Friday, June 08, 2007

trend spotting update

another weekly installment of the trending update finds the cubs and brewers tracking one another much as they have for most of this year. past postings are may 11, may 14 and june 1.

the cubs rebounded for their cyclical low on game 53 and experienced a positive crossover/convergence at game 55, evidence of a positive trend that has in the past forecast a winning run of baseball over the following 10-20 games. from the outset of the year to the cyclical high on game 31, the club went 16-15; from the high to the low, the club went 6-16; since the low, the cubs have won four of six.
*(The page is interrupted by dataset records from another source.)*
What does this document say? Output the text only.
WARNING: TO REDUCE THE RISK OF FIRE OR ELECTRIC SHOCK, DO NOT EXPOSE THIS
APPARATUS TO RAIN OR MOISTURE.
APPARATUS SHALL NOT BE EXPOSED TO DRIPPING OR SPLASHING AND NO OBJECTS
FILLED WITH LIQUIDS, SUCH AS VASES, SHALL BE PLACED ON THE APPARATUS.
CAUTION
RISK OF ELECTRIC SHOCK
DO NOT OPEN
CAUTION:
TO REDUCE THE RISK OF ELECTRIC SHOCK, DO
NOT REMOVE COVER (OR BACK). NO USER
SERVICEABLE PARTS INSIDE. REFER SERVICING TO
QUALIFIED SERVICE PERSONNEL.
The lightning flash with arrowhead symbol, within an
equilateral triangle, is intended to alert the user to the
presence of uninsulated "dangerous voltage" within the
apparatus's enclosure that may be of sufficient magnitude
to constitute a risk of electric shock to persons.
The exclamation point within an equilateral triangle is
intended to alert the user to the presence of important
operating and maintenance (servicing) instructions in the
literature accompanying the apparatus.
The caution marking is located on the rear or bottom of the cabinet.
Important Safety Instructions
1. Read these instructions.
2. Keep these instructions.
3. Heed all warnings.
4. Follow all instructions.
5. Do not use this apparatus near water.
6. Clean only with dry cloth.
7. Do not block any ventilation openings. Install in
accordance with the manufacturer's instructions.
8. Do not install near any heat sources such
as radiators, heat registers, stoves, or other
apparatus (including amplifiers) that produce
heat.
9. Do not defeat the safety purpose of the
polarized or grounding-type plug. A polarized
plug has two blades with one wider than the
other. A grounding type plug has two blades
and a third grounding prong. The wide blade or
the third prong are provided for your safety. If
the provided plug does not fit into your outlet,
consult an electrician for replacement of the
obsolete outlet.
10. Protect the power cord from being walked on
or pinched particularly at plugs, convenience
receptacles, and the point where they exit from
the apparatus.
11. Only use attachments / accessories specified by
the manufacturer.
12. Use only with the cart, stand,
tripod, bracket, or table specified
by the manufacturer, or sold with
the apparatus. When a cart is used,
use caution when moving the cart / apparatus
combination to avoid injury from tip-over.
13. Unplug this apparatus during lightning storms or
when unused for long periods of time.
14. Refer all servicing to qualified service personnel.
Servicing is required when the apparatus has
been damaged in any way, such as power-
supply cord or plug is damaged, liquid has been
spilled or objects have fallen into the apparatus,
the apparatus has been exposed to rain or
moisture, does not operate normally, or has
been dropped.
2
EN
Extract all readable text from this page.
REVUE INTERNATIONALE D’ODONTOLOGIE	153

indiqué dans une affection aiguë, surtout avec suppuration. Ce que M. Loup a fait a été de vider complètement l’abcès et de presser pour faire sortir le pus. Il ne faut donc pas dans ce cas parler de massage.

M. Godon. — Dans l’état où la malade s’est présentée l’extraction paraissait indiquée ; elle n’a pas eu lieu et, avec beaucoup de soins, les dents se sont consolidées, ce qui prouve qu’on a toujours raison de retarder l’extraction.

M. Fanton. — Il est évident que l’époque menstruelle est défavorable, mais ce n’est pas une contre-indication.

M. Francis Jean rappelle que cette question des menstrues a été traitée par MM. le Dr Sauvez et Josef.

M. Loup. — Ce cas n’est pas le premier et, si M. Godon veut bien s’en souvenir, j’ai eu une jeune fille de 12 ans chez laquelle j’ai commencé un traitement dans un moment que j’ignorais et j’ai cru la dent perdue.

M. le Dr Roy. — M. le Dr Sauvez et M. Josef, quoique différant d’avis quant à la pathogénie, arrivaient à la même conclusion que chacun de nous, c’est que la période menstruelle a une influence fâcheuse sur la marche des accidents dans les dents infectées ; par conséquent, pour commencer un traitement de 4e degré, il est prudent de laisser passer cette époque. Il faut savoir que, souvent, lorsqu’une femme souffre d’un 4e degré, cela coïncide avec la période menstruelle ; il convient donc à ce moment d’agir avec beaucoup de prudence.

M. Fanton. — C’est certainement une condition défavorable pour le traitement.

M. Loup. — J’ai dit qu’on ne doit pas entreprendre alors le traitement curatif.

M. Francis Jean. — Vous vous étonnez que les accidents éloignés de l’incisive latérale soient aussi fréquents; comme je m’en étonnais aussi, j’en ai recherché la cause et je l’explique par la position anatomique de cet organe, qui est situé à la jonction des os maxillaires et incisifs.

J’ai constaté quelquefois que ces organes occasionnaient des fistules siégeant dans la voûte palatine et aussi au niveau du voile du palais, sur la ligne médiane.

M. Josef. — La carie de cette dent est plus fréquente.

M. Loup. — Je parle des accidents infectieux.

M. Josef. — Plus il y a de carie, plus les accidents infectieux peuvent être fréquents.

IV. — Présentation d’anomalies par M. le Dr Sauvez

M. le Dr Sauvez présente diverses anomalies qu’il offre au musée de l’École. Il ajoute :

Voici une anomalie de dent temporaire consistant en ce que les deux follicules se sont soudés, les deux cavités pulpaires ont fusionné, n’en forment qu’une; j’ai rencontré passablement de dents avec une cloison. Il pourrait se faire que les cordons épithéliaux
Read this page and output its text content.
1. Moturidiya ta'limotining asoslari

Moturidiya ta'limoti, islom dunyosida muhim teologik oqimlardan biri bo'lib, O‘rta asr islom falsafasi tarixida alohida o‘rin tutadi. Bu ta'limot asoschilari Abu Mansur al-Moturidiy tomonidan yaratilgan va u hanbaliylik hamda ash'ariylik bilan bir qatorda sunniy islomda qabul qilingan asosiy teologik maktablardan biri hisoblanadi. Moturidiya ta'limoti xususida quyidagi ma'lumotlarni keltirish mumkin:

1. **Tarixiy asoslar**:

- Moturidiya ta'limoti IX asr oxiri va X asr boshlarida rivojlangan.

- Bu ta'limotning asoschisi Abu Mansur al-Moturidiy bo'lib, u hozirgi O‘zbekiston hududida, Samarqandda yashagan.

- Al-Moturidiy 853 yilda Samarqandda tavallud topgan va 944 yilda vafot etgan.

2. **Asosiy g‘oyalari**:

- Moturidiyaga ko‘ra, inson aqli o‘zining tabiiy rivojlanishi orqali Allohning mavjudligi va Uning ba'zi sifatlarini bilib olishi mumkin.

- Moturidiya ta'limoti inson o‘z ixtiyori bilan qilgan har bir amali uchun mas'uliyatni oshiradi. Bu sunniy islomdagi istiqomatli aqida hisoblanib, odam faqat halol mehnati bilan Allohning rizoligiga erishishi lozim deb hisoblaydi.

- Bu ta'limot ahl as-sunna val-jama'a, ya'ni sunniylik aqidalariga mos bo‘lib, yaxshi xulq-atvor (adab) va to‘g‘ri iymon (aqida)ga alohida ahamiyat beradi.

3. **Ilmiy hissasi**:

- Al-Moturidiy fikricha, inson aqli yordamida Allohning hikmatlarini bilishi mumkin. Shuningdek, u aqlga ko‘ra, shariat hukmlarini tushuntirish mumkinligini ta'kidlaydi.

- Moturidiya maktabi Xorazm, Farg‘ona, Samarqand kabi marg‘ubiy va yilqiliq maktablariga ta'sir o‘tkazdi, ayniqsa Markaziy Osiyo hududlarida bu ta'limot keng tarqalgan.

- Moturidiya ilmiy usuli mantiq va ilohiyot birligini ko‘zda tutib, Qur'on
unfortunately, despite losing two of three in their recent series against the cubs, the division-leading milwaukee brewers have also experienced a positive crossover/convergence as of their last game (game 60), which follows on their cyclical extreme of game 48. this would portend better times for the brewers as well, who have rebounded from the low in rather dull fashion. from the outset to the cyclical high at game 36, the brewers went 25-11; from the high to the low, 3-9; and from the low to today, 5-7.

to this we add the saint louis cardinals, who have surpassed the cubs for the moment to reach second place in the division. do they present a continuing threat?

it hardly seems so on this analysis. inversely to the pattern being carved out by the cubs and brewers, the cardinals struck first a cyclical macd low in game 30 of (-2.04), at which point their record sat at 12-18. the subsequent reversal in trend raced to a cyclical high at game 40, in which span the club went 4-6. the crossover had appeared in game 36, however, and true to form the positive trend in 12-game pythagorean record persisted through game 52 -- some 16 games. but it is now on the wane as the 12- and 26-game lines converge. one would expect on the principles of the analysis for the next event to be a negative crossover, and for the uptrending cubs probably then to surpass the cardinals.

of further interest -- it was earlier noted in the post that first set this page to examining trends in runs scored and allowed that run differential as a means of forecasting final records was most often a victim of insufficient sample size until well into the season.

a simple analysis would be simply to look back at several seasons and try to divine at what point in a normal season year-to-date run differential -- and the pythagorean estimated record that might be derived from it -- first approach the final figure. though perhaps inelegant, such an analysis is easy -- and the answer in examining the last four seasons (2003-6) suggests that run differential becomes material at a point approaching or in excess of 60 games, though even afterward the data can drift.

major league ballclubs have now come to that point of the season where consideration of these factors has become sensible. and what are the tallies?

the reason not to concern ourselves too much about the cardinals becomes even clearer here than previously -- while the cardinal offense has surged to life over the last month, its pitching remains in difficult straits and shows little sign thusfar of remediating. one might expect the cardinals to play better going forward than they have overall to date, but even a break-even record between today's 26-31 and the end seems as a prediction something of an eyebrow-raiser.

but what is most encouraging is the brewers' chart. this page had previously written at milwaukee's highwatermark:

in the hard light of close examination, dear reader, it seems far more likely that, rather than closing the gap, the cubs will continue to bleed games to milwaukee in fits and starts for the remainder of the season as they have to date. not only have the brewers posted a much larger run differential and greater theoretical record thusfar, not only have they done so on far less anomalous measures of luck, but they've actually won games doing it on a strength of schedule that is essentially no different from the cubs'.

but more data has changed the picture, as it sometimes does. instead, given what we now know, it would seem as likely for the brewers to bleed back a few games over the remainder of the season as it would the cubs to. were one to base opinion solely on this graph, indeed it would seem likely that the cubs would close the gap at least partially before year end; however, one must also consider the good fortune of cub pitching in terms of babip -- a feature of their outperformance to date which has subsided since the start of may and seems likely to continue to revert over the remainder of the year much as milwaukee's has continued to improve toward the league mean.